Well, its been a while since the last time a saw something that amazing/impressive.
The images following are from the work of Michael Hansmeyer-(Michael Hansmeyer is an architect and programmer who explores the use of algorithms and computation to generate architectural form. He is currently based in the CAAD group at ETH’s architecture department in Zurich. He holds an MBA degree from Insead Fontainebleau as well as a Master of Architecture degree from Columbia University. He previously worked with McKinsey & Company, J.P. Morgan, and at Herzog & de Meuron architects.)
A small text description about his approach//
What method, what system, does an architect use to design a building? How are programmatic needs and context – with their degrees of freedom and constraints – translated into architectural design?
Regardless of their complexity, the tasks and decisions involved can be formalized as an algorithm. As such, algorithms provide a framework for articulating and defining both input data and procedures. This formalization can promote structure and coherency, while systemically maintaining full traceability of all input.
In recent years, algorithms in architecture have been able to transcend their role as frameworks of formalization and abstraction. This has been made possible in a large part by the integration of scripting languages into CAD programs. Algorithms’ output can now be directly visualized, and through digital fabrication methods this output can be built.

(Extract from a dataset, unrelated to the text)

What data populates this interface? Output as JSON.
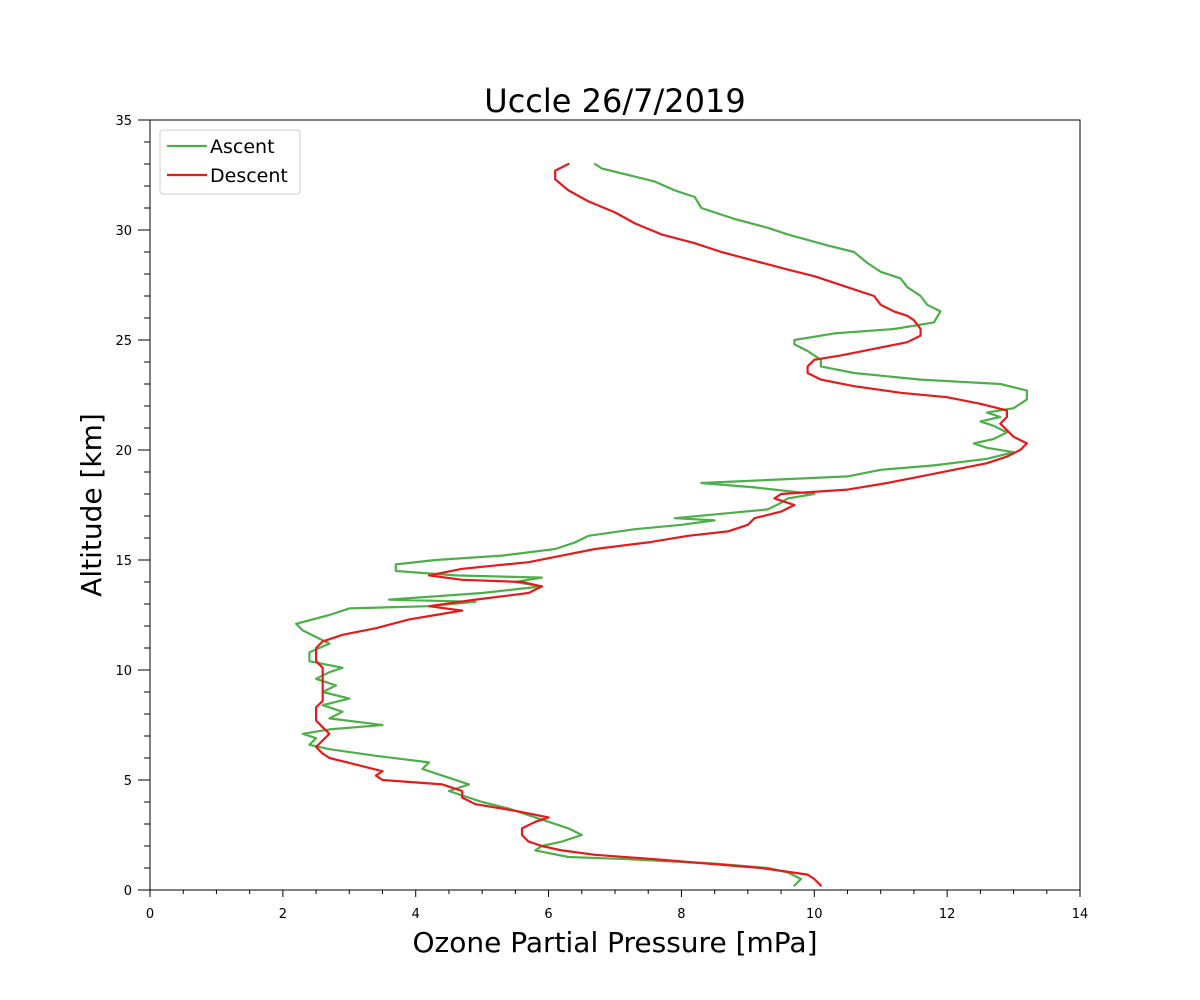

This opens up a new role for algorithms as a design tool. As such, they provide the benefits of depth and breadth. On the one hand, their computational power can address processes with a scale and complexity that precludes a manual approach. On the other hand, algorithms can generate endless permutations of a scheme. A slight tweaking of either the input or the process leads to an instant adaptation of output. When combined with an evaluative function, they can be used to recursively optimize output on both a functional and aesthetic level.
Yet beyond this, a computational approach to architecture enables the generation of the previously unseen. Forms that can longer be conceived of through traditional methods become possible. New realms open up.
The projects presented seek to explore algorithms and computation as a generative design tool, and to merge these with existing design processes to produce a new architectural form.
A full-scale, 2.7-meter high variant of the columns is fabricated as a layered model using 1mm sheet. Each sheet is individually cut using a mill or laser. Sheets are stacked and held together by poles that run through a common core.
The calculation of the cutting path for each sheet takes place in several steps. First, the six million faces of the 3D model are intersected with a plane representing the sheet. This step generates a series of individual line segments that are tested for self-intersection and subsequently combined to form polygons. Next, a polygon-in-polygon test deletes interior polygons. A series of filters then ensures that convex polygons with peninsulas maintain a mininimum isthmus width. In a final step, an interior offset is calculated with the aim of hollowing out the slice to reduce weight.
While the mean diameter of the column is 50cm, the circumference as measured by the cutting path can reach up to 8 meters due to jaggedness and frequent reversals of curvature. The initial prototype uses 1mm grey board. Tests using ABS, wood, as well as metal are under way.